One strategy to remove greenhouse gases from the atmosphere and keep long-term global warming to 1.5 degrees is to grow plants that grow quickly, burn them, and then bind and store the CO₂ that is released. However, this puts the stability of the biosphere in jeopardy if it occurs in areas that are not currently used for agriculture. According to a study published in Nature Communications Earth & Environment by the Potsdam Institute for Climate Impact Research (PIK), the potential of these novel “climate plantations”—formally referred to as Bioenergy with Carbon Capture and Storage (BECCS)—is quantified. Not only the CO₂ balance but also other planetary limits are taken into account.

Little results based on current constraints

Less than 200 million tons of CO₂ could be removed outside of current agricultural areas by 2050, according to the study’s assumptions about plant yield, which include no new varieties over time and moderate climate change. In many climate scenarios, this is much less than is anticipated. This implies that existing agricultural areas would have to be used if we wish to rely on this method of CO₂ removal rather than potential alternatives like air filter systems or accelerated rock weathering. This is only possible if our food system shifts and becomes less dependent on animal products, among other things.

Planetary boundaries

The idea of planetary boundaries, which was created in 2009 under the direction of current PIK director Johan Rockström, is being expanded upon by the research team: The foundation of human life is made up of nine processes, ranging from biodiversity to the condition of forests and oceans to the climate, and each process has its limitations. Six limits have already been surpassed, as evidenced by the first planetary health check recently presented by PIK.

Deforestation, freshwater consumption, nitrogen input through fertilization, and the loss of the integrity of the biosphere—which is based on biodiversity, among other factors—are the four land-related issues that are pertinent to the designation and management of climate plantations. For the first time, the new study offers a methodical, process-based model of how the BECCS potential is constrained if these boundaries are not to be crossed.

Computer simulation

The study was conducted as part of the four-year EU project on responsible negative emissions, NEGEM. Wolfgang Lucht, a co-author of the study and head of PIK’s Earth System Analysis research department, says, “Our computer simulation is one of the most sophisticated applications of the biosphere model developed at PIK to date. The current breach of the 1.5 degree limit highlights a crucial point in the ongoing climate debate: in order to effectively address the climate crisis, we must consider other planetary boundaries in addition to the CO₂ balance of measures. In the end, a variety of interrelated processes determine how resilient the Earth system is.”

Theoretically, if all biophysically suitable land outside of present-day agriculture were converted, the potential for CO₂ removal through climate plantations would be much greater than anticipated in the majority of climate scenarios.
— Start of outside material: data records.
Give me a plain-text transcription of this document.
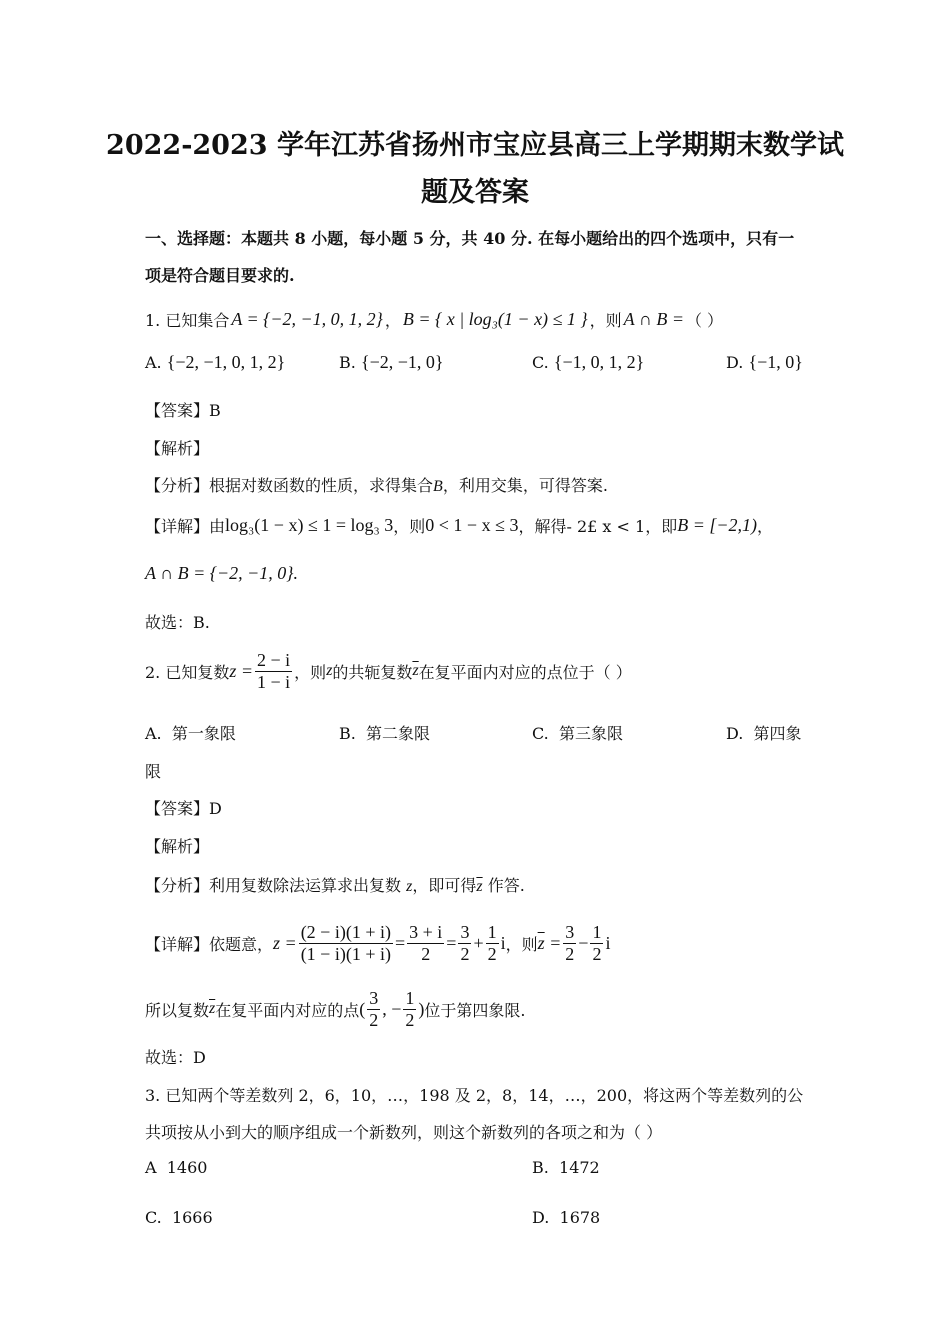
2022-2023 学年江苏省扬州市宝应县高三上学期期末数学试
题及答案
一、选择题：本题共 8 小题，每小题 5 分，共 40 分. 在每小题给出的四个选项中，只有一
项是符合题目要求的.
1. 已知集合 A = {−2, −1, 0, 1, 2} ， B = { x | log₃(1 − x) ≤ 1 } ，则 A ∩ B = （ ）
A. {−2, −1, 0, 1, 2}	B. {−2, −1, 0}	C. {−1, 0, 1, 2}	D. {−1, 0}
【答案】B
【解析】
【分析】根据对数函数的性质，求得集合B，利用交集，可得答案.
【详解】 由 log₃(1 − x) ≤ 1 = log₃ 3 ，则 0 < 1 − x ≤ 3 ，解得- 2£ x < 1 ，即 B = [−2,1) ，
A ∩ B = {−2, −1, 0}.
故选：B.
2. 已知复数 $z = \frac{2 - i}{1 - i}$ ，则 z 的共轭复数 $\overline{z}$ 在复平面内对应的点位于（ ）
A. 第一象限	B. 第二象限	C. 第三象限	D. 第四象
限
【答案】D
【解析】
【分析】利用复数除法运算求出复数 z，即可得$\overline{z}$ 作答.
【详解】 依题意， $z = \frac{(2 - i)(1 + i)}{(1 - i)(1 + i)} = \frac{3 + i}{2} = \frac{3}{2} + \frac{1}{2}$ i ，则 $\overline{z} = \frac{3}{2} - \frac{1}{2}$ i
所以复数 $\overline{z}$ 在复平面内对应的点 ( $\frac{3}{2}$ , − $\frac{1}{2}$ ) 位于第四象限.
故选：D
3. 已知两个等差数列 2，6，10，…，198 及 2，8，14，…，200，将这两个等差数列的公
共项按从小到大的顺序组成一个新数列，则这个新数列的各项之和为（ ）
A 1460	B. 1472
C. 1666	D. 1678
With BECCS as the primary technology, these project an average of about 7.5 billion tons of CO₂ removal in 2050 to keep global warming to 2 degrees rather than 1.5. However, the situation is reversed when considering planetary boundaries. 

The global biosphere model LPJmL, which simulates water, carbon, nitrogen, and geographical location, shows how much these factors limit the CO₂ removal potential: limiting nitrogen input through fertilizers by 21 percent relative to the theoretical upper limit, protecting freshwater systems by 59 percent, limiting deforestation by 61 percent and avoiding biosphere damage by as much as 93 percent. If all four load limits are kept and existing forests are explicitly protected, the model study shows a potential of less than 200 million tons of CO₂ removal for 2050.

“The most important of all climate protection strategies remains the rapid reduction of emissions towards zero,” concludes Johanna Braun, PIK researcher and lead author of the study. “In order to increase the CO₂ removal potential of climate plantations, i.e. the available area, the world would have to make do with less space and resources in agriculture. In theory, a more plant-based diet could make considerable pastureland available for other uses.”

The study thus points to an important connection, emphasizes Braun: “Producing and consuming fewer animal products not only helps the climate by reducing emissions from agriculture – it also eases the fight for scarce resources and thus protects the earth system as a whole.”